Et si j'habitais seule ? Au rez-de-chaussée ?

A Nantes, tout le monde marche, tout le monde prend le tram. Il fait froid, on s'emmitoufle mais on sort. On va acheter son pain, ses clopes, son journal.
Il y a des vieux dans la rue à Nantes. Ils marchent doucement en serrant leur baguette. Il y a des poussettes, aussi.
A la place du béton glauque, il y a l'eau. Grise, blanche, argentée, verte, bleue, rose, orange, elle clapote entre ses quais, toujours tranquille. A la place des voitures, il y a des péniches.
J'habite à cent mètres du commissariat. Et de toute façon, il y a trop de passage, trop de lumière (notamment grâce à l'Erdre qui ouvre la rue en deux) pour qu'il m'arrive quoi que ce soit. Ca fait quatre ans que j'habite ici et je n'ai même pas été bousculée. Les clochards ne causent jamais un souci. Ils demandent pièces ou clopes - on dit oui, on dit non, ils n'insistent pas.
J'ai mon bureau de tabac, mes boulangeries (dont avec Hao nous étudions les mérites comparés), mon petit café-resto, mon bar, mon épicerie, mon tram, mon parc. Mon quartier est beau et différent tous les jours, sous toutes ses couleurs.
Tous les soirs, il m'offre un coucher de soleil et je m'émerveille une nouvelle fois d'habiter un endroit pareil.

jeudi 14 octobre 2010

Sachez-le.

Pour Ghofrane, Fatima, Sohane, Shéhérazade, Noor, San-deela et toutes les autres, je me battrai.

Il y a des causes plus charnelles et plus évidentes que d'autres.
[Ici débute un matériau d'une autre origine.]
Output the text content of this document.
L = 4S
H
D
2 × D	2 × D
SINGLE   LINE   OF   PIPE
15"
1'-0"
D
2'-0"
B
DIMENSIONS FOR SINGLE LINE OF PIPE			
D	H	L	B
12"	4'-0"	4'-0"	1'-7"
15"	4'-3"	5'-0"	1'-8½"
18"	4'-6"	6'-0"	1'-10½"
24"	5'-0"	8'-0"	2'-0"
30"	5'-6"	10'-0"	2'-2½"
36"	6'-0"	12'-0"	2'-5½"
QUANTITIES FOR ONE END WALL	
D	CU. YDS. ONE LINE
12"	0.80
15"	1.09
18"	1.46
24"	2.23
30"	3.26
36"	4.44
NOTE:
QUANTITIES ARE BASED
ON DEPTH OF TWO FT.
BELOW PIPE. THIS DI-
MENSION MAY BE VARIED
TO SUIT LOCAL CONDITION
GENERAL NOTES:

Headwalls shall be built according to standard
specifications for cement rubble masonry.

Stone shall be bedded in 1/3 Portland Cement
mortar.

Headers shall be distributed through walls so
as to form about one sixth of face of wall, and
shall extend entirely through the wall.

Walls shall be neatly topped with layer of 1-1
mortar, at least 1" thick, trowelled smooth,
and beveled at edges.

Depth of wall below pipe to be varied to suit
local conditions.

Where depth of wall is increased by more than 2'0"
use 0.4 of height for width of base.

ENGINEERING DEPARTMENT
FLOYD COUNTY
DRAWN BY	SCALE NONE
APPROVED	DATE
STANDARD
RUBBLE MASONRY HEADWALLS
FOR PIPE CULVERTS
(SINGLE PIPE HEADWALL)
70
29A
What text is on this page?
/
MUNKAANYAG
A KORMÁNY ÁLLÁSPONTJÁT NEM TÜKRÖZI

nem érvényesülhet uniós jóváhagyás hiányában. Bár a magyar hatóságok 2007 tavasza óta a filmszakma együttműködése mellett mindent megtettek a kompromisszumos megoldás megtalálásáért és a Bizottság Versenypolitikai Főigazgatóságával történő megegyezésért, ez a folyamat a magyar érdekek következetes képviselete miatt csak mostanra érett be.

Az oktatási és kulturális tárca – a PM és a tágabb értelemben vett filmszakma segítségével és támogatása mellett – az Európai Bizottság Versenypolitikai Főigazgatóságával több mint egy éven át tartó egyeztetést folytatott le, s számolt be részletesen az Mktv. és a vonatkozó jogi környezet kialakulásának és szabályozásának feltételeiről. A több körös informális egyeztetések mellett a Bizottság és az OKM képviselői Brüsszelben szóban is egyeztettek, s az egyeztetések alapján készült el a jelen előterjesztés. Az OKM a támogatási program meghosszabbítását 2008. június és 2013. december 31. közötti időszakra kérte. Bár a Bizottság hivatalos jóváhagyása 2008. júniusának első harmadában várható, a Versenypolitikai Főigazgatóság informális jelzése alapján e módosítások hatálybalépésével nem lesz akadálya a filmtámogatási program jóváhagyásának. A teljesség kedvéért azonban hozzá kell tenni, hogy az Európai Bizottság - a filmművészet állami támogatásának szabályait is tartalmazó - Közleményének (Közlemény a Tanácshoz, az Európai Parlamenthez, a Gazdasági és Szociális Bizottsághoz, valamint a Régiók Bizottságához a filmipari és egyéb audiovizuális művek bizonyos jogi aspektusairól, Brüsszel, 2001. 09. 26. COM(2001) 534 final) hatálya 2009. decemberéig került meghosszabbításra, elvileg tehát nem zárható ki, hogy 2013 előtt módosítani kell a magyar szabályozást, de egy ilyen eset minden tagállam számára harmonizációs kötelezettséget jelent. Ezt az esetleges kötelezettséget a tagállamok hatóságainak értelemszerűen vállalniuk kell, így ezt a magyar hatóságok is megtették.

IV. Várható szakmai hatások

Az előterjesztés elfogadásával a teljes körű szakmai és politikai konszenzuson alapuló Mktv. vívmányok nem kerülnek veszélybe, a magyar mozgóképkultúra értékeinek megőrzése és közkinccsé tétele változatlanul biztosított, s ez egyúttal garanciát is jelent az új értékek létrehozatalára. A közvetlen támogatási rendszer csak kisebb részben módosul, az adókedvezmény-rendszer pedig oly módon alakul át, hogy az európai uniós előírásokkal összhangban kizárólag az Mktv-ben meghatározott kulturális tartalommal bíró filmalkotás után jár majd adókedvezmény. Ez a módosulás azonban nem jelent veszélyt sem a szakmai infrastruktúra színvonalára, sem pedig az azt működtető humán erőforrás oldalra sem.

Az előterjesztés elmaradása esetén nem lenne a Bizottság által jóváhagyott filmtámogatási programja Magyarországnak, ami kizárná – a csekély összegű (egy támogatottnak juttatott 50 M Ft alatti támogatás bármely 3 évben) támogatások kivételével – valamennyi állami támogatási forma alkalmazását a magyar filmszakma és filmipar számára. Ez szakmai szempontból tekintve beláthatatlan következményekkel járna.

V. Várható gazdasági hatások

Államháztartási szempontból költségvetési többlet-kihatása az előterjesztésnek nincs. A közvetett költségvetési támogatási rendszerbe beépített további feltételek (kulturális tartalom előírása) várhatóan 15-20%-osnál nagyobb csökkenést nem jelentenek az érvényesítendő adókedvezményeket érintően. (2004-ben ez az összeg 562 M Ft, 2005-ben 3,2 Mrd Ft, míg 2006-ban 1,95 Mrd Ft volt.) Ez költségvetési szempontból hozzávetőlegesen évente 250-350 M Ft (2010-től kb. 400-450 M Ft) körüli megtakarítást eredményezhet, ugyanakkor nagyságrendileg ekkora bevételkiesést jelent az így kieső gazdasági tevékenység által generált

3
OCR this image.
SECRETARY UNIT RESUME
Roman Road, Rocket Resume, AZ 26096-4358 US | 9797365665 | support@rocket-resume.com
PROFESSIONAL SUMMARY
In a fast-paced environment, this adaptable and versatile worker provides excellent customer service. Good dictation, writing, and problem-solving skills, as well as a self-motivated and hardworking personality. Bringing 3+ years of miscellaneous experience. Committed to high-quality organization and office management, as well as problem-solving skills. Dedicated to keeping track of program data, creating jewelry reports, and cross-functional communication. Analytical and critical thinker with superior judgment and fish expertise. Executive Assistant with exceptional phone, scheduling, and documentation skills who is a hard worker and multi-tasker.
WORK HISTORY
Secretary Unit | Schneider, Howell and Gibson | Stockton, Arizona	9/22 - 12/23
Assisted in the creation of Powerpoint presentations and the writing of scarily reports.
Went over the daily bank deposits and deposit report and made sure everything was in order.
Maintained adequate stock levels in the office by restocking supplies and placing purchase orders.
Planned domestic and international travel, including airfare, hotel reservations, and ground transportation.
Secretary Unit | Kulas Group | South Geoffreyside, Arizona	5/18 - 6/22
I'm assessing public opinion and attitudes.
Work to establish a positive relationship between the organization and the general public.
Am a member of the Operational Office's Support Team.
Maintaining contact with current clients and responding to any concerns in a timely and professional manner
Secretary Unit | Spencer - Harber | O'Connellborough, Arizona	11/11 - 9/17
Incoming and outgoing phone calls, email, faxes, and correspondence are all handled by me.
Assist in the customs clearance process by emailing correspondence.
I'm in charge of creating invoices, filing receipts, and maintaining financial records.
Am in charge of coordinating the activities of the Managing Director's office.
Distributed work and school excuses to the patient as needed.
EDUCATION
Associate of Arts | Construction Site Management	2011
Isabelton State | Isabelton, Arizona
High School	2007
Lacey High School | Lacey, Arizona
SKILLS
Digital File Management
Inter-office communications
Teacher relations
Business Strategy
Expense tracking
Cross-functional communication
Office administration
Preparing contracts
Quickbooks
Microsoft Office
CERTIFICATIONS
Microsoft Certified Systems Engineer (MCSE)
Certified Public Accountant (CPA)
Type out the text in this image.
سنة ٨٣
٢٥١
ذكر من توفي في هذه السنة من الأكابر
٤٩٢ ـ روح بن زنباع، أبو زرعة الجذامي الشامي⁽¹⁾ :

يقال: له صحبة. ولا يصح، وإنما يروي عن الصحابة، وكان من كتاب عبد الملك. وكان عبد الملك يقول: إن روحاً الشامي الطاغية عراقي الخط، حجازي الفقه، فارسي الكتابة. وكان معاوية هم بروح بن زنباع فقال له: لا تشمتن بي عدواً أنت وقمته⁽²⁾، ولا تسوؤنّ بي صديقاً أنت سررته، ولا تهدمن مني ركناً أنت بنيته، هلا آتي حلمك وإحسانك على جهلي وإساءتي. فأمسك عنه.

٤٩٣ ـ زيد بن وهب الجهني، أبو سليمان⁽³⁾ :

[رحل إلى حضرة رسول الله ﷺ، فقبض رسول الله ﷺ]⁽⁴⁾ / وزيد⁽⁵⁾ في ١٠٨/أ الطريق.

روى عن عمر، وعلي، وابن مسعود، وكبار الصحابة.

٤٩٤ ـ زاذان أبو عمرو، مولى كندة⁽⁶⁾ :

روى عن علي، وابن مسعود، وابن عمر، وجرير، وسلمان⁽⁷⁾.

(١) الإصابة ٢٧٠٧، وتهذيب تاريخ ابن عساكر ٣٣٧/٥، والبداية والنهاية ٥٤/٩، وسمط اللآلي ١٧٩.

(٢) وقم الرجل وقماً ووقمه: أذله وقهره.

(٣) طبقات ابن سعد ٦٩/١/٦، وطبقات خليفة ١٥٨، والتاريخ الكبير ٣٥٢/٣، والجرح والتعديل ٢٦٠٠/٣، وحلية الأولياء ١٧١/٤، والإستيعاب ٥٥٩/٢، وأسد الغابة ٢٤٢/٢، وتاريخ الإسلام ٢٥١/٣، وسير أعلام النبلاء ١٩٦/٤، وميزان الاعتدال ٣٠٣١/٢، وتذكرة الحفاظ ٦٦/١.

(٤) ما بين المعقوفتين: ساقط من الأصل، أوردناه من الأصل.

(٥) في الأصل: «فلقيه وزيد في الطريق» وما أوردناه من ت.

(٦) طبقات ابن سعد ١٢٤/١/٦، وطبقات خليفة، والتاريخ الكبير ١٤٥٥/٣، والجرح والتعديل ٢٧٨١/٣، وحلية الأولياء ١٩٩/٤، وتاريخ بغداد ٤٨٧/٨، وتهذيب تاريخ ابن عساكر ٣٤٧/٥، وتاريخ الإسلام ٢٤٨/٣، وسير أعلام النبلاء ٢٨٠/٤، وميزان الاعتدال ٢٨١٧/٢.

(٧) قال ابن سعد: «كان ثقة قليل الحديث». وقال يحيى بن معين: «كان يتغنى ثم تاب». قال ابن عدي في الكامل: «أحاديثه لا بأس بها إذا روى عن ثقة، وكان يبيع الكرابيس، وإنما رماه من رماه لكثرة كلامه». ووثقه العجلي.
Celle-ci est la mienne. Moi qui ai peur de tout, moi qui ai donné deux gifles dans ma vie, lorsque je pense à elles je suis pleine d'une pulsion guerrière et prête à me lancer dans la mêlée.

Venez et apportez vos pierres. Je ne suis pas seule. Nous nous battrons.

vendredi 8 octobre 2010

Vendredi, ironie

Je déteste la série Glee d'avoir produit un épisode (S02E03) très émouvant et bien meilleur que les précédents.
Parce que je ne crois pas pouvoir le finir.
J'ai tenu 28 minutes 45.
Et je suis là entre deux eaux, ne sachant pas si je dois me forcer à continuer pour me prouver que je suis forte, ou laisser tomber.
Ironie, double combo : j'ai tenu sur les coups de fil, le cours interrompu, l'hôpital, la compassion des gens, les proches qui s'engueulent.
C'est les images du père apprenant le vélo à son fils qui m'ont eue.

mercredi 1 septembre 2010

Sugar and spice and everything nice

Hé oui, ce blog est le dernier endroit où je n'ai pas encore fait mon auto-promo...

Faisons court : j'ai créé un site pour mes critiques de bluettes.
Ce que j'appelle les bluettes, ce sont ces films qui pour la plupart ne sont pas des chef-d'oeuvres - bien que certains en soient, voir ci-contre le magnifique Princess Bride - mais qui nous amusent, nous remontent le moral, nous font rêver, nous émeuvent, nous font rire et nous permettent d'échapper quelques instants au monde réel.

J'étais une enfant et une adolescente rêveuse. J'ai vu certains de ces films un nombre incalculable de fois. Lorsque de temps en temps mes parents sortaient chez des amis ou au spectacle, mon grand plaisir était de me préparer un bouillon-cube avec des vermicelles pour le manger à la paille devant une de mes VHS préférées. C'était ça, le bonheur, pour moi : un bol de bouillon aux vermicelles, une paille, et Les Hommes préfèrent les blondes. Tout simple.

Alors voilà, pour moi et pour tous ceux qui me ressemblent, l'Absolute Everything on Bluettes est un humble index des bluettes que j'ai vues. Ca ne sert à rien, mais ça me fait plaisir, et si ça peut, de temps en temps, aider quelqu'un qui a besoin d'une heure et demie de miel dans un monde de plastique... alors c'est parfait.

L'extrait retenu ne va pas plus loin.